I’m planning to write more about how to host static sites on a variety of GCP hosting options in some future posts — so stay tuned if that’s of interest!
So, what sort of content goes into the runbook site?
I don’t think it’s crucial or really beneficial to be super-opinionated about what goes into a runbook personally — I think it’s better to trust the owning team’s engineers to put the things they need to know about in there (although I would strongly encourage testing your runbooks to make sure you’ve got that right!).
What follows are some examples of what I think is good to include — linking to some examples where applicable to illustrate further:
- Key information about the owning team — Example. Team Name, channels to contact you by, key team members like your PO/PM if applicable. Whilst you might think you know these things, keep in mind that your runbook might be in use by other teams.
- A summary of what the service actually does — Example-1 & Example-2. This doesn’t have to be down to the minute detail of course — things change! — but a bit of an overview (especially again for those outside your team).
- Important links in an emergency — Example. Your key dashboards, application logs, support rota if applicable, perhaps where your code lives. A low-key useful thing I’d add is any A/B tests or experiments you might be running. New stuff breaks.
- Your upstreams and downstreams — Example. Try to align on this terminology if you can 😄. Regardless, listing our who your consumers/clients are, and what other services you depend on to work (internal and external) is useful info in complex architectures.
- Instructions for responding to Alerts — Example. Deep-link to these from wherever your alerts fire from if at all possible to cut down your time-to-respond. Having to navigate to them is just wasteful. Also as you tune and/or remove your alerts, it’s a good prompt to tidy up the runbook too.
- General How-To’s — Example-1 & Example-2. In other words, these are instructions on how to repair or remediate The Thing, as opposed to instructions on how to respond to an alert.
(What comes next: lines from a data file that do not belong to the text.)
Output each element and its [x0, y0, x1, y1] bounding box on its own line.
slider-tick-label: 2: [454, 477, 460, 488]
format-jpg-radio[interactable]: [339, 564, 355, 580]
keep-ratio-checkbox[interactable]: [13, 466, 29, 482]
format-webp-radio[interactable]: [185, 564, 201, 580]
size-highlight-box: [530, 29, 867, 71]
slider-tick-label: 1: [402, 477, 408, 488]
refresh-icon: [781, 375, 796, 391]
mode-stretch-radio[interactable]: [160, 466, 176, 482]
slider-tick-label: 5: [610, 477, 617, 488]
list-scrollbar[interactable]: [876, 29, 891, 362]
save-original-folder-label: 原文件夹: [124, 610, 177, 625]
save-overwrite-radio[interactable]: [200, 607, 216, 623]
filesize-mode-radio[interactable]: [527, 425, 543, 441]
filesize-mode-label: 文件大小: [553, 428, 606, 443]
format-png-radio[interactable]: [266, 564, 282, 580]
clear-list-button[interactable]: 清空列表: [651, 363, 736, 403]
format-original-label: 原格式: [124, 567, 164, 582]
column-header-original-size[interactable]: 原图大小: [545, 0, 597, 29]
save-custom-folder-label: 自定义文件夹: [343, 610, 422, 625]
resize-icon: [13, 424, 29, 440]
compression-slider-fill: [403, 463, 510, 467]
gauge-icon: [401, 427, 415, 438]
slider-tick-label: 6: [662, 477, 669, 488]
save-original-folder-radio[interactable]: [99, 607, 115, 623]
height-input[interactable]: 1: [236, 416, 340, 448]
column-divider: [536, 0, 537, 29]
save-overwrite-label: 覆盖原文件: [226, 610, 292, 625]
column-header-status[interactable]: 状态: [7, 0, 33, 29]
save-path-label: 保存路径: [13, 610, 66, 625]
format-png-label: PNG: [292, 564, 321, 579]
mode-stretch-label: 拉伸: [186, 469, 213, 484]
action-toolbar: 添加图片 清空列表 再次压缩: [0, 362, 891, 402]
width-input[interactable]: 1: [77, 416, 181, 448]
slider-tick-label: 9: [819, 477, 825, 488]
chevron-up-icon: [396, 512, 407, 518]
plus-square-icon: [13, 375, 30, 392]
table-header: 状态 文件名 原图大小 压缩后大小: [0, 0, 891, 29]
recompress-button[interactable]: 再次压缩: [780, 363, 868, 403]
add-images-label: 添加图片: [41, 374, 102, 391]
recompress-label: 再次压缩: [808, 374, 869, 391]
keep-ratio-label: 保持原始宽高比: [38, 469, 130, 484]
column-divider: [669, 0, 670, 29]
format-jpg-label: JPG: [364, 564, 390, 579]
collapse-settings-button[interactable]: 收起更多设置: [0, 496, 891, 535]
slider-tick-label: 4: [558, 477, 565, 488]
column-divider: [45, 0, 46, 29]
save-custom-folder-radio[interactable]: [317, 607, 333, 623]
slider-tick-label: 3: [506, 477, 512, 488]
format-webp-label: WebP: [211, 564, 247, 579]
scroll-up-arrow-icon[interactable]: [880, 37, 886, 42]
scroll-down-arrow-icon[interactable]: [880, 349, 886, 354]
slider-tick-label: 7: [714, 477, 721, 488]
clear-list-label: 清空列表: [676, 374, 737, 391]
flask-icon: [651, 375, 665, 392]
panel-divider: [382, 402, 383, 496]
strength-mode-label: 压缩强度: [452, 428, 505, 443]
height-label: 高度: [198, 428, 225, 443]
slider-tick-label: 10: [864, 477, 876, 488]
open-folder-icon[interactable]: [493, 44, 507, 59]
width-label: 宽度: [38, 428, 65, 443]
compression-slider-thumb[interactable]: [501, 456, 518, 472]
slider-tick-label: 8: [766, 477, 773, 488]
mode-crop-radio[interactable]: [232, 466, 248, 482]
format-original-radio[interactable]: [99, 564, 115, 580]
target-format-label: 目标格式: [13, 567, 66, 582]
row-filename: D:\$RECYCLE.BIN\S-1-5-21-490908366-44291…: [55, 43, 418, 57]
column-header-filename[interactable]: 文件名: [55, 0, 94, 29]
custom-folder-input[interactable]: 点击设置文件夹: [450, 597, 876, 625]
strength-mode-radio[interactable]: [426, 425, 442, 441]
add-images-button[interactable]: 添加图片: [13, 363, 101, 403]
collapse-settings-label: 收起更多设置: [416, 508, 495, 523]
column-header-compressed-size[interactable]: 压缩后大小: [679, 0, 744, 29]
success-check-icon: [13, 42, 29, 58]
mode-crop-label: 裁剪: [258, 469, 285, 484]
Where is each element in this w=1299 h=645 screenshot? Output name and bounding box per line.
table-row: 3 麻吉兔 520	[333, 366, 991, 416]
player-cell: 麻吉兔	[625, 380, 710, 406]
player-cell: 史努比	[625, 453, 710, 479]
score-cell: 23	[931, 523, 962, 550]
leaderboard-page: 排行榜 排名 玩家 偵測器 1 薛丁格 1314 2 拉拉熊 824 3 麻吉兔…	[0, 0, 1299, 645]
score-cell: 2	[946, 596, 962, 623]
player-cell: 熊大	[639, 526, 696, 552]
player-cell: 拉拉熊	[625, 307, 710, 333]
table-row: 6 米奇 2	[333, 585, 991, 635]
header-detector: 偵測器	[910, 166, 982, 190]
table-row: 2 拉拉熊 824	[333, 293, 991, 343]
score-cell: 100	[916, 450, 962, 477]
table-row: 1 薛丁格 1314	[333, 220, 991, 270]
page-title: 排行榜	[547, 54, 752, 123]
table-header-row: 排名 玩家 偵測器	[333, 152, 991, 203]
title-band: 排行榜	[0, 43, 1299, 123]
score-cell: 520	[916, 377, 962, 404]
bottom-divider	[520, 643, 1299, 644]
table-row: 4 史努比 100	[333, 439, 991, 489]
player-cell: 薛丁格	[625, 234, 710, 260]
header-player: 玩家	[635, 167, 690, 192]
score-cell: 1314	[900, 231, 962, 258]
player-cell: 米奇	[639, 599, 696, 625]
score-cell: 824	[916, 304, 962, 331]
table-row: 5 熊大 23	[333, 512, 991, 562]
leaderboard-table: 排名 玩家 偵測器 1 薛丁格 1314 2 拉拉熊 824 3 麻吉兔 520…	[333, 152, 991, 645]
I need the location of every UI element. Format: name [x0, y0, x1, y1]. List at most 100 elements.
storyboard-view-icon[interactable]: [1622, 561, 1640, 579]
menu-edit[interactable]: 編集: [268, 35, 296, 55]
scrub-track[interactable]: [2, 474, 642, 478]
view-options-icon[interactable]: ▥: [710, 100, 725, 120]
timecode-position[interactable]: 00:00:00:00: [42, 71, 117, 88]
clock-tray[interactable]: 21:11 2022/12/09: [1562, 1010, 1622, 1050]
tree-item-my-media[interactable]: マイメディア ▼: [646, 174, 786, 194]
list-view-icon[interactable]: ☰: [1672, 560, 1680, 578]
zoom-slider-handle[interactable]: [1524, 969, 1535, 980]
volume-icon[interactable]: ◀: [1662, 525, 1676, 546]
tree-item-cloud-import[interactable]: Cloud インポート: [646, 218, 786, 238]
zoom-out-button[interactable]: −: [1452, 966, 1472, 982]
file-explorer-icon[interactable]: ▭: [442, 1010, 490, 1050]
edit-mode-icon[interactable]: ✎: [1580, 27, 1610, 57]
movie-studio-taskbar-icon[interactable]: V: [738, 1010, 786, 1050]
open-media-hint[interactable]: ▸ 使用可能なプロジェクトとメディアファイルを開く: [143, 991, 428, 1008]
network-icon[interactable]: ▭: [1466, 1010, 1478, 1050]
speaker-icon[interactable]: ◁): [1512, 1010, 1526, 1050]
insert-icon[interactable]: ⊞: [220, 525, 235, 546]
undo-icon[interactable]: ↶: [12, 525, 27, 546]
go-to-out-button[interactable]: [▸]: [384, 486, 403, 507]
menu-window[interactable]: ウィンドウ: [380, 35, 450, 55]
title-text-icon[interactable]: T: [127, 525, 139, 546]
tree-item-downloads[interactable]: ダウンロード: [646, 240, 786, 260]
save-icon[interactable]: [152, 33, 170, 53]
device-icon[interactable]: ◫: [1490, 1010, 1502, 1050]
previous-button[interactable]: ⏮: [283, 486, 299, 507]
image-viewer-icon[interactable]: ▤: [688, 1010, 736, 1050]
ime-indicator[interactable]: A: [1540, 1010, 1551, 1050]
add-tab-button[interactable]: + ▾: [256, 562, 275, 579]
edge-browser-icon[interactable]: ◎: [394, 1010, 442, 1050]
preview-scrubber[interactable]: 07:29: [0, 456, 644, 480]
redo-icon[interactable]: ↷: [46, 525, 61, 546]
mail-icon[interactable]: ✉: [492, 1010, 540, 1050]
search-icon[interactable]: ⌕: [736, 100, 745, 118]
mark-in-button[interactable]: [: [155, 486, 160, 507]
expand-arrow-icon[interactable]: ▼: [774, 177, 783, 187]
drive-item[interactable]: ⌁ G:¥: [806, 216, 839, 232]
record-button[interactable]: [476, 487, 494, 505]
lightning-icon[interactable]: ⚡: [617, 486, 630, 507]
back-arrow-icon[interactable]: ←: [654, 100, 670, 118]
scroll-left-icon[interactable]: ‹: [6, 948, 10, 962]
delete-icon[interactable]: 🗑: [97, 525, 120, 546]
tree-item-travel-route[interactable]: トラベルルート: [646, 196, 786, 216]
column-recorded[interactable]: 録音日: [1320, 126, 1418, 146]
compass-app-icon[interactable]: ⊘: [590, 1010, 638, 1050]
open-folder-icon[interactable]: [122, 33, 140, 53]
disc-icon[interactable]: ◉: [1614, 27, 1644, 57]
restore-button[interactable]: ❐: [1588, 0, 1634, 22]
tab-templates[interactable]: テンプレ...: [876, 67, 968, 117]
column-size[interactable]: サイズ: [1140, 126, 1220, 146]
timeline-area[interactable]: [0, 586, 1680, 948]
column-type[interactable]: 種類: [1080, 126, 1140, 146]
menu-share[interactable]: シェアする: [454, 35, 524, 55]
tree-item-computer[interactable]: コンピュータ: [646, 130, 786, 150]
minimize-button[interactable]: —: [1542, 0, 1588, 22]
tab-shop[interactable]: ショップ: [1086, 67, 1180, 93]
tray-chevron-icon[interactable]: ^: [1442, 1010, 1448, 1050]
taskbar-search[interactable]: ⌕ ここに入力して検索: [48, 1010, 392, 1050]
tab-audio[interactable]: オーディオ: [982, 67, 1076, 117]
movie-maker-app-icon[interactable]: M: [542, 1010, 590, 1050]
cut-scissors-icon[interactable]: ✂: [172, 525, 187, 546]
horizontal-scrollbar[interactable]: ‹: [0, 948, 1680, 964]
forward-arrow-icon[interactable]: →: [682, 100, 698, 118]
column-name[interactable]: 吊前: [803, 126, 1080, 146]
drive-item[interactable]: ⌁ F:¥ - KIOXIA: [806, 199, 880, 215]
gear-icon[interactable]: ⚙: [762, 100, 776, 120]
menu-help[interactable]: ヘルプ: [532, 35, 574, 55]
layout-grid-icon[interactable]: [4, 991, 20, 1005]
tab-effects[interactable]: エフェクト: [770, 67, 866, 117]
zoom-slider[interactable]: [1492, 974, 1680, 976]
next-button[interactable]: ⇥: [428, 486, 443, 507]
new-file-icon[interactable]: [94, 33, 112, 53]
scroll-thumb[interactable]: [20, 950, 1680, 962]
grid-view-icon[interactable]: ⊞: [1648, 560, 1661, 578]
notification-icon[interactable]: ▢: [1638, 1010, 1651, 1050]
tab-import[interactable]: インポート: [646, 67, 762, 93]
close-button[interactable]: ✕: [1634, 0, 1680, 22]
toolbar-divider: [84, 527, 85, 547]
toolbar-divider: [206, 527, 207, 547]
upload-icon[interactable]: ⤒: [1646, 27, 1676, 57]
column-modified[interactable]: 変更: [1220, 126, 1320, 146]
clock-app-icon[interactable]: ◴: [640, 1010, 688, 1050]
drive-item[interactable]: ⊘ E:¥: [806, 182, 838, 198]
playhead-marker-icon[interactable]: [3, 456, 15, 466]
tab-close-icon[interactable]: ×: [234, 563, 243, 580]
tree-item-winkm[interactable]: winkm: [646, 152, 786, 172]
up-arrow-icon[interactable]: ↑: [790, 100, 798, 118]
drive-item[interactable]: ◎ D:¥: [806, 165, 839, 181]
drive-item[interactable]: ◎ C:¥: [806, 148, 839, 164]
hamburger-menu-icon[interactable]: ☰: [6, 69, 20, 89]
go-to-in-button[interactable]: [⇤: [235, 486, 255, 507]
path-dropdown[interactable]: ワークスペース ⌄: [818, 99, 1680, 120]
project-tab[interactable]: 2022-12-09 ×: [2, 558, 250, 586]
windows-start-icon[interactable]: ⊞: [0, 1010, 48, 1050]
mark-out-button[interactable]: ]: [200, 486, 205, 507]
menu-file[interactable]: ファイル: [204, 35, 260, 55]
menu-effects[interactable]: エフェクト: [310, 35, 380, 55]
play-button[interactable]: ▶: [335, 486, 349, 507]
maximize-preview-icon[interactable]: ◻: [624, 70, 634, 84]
- How to release and rollback — Example-1 Example-2. Whilst ideally standard, rollbacks are not usually used frequently. Also don’t underestimate the value in having this written down for others — I’ve certainly been in the position of describing this over the phone, and having a guide for them to follow would’ve been handy, believe me!
- Debugging Guide — Example. Particularly helpful for newer team members — a few tips on where to look for clues is often appreciated. This can be things like where the logs are and how to increase the verbosity, or how to connect to and look at the running services and view their events, and so on.
- Anticipated Failure Scenarios — Example. If you’ve spent the time thinking about what could go wrong — a useful exercise in my opinion — then including those in your runbooks is a good idea.
- Third Party Support instructions — Example. If your service depends on third party systems, then how to get in touch with them is extremely useful. The majority of incidents I see at work tend to be this — and often there’s little you can do except chase (although you absolutely should be doing something like this if you can too).
- Callout and internal support procedures — Example-1 & Example-2. How you as a team have agreed to work and prompts for the things you need to do — especially during a major incident where you’ll naturally be distracted trying to fix The Thing.
I hope you found something of use in this post. Whilst hosting a static site with some instructions in it might not be the most technologically-complex thing in the world — I hope the post above shows that putting a little thought into it in advance is worthwhile when that site is the thing you really, really need when all kinds of chaos is unleashed.